Note: If we would considered a significance level of $0.01$ than we would not be able to reject the null hypothesis.
T tests¶
T tests are similar with z tests. Both tests uses a statistic which has a normal distribution. A z test is used when one knows standard deviations. A t test is used when the standard deviation is estimated from data. Note that when the sample size is large enough, both tests gives virtually identical results, since the t distributions converges to a normal distribution when the sample increases.
Example 4:¶
A baseball team coach wants to know if his team is significantly different than other teams in the league in scoring runs. Nationally, the average number of score runs is 5.7. He peek randomly five games which happen to have scores: 8, 9, 4, 10 and 8.
The coach is looking to see if the average number of scores for his team is different than the national average, which is given. We can assume the sample is normally distributed. A z test would be fine under those conditions, but we do not know the national standard deviations. We have to estimate that from sample. Thus a t test is proper in this case, especially because the sample is so small. We fix the significance level at $0.05$ and choose the two tail version of the test since we are interested in testing the equality.
Var x = VarDouble.copy(8, 9, 4, 10, 8).name("x");
TTestOneSample.test(x, 5.7).printSummary();
> TTestOneSample One Sample t-test mean: 5.7 significance level: 0.05 alternative hypothesis: two tails P > |z| sample size: 5 sample mean: 7.8 sample sd: 2.2803509 df: 4 t: 2.0592194 p-value: 0.10854860356776591 conf int: [4.9685704,10.6314296]
The p-value is greater that significance level, so we fail to reject the test.
What if we would estimate the sample standard deviation directly from the sample and we would than use a z test? Let's see.

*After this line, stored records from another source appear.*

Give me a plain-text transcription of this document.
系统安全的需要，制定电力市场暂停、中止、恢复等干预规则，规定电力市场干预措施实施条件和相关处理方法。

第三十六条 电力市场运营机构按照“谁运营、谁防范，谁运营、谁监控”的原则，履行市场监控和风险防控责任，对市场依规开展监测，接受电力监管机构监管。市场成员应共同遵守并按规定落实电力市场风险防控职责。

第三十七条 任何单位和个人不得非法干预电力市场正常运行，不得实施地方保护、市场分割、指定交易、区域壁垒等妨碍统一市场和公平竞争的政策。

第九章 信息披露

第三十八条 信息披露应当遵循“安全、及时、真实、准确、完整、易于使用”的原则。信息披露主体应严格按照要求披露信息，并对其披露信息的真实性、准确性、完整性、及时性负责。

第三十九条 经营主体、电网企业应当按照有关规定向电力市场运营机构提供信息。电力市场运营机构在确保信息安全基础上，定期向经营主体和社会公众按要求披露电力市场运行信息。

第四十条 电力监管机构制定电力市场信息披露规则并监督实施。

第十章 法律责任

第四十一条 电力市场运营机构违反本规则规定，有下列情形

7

Var x = VarDouble.copy(8, 9, 4, 10, 8).name("x");
ZTestOneSample.test(x, 5.7, Variance.of(x).sdValue()).printSummary();
> HTTools.zTestOneSample One Sample z-test mean: 5.7 sd: 2.2803509 significance level: 0.05 alternative hypothesis: two tails P > |z| sample size: 5 sample mean: 7.8 z score: 2.0592194 p-value: 0.03947322372463613 conf int: [5.8012211,9.7987789]
According with this test the mean score of the team is different than the national average. This is an illustration failed application of central limit theorem fails with small number of observations. The t test was built to incorporate the unknown in estimating the variance. Thus we increase the need to provide stronger evidence to reject the null hypothesis.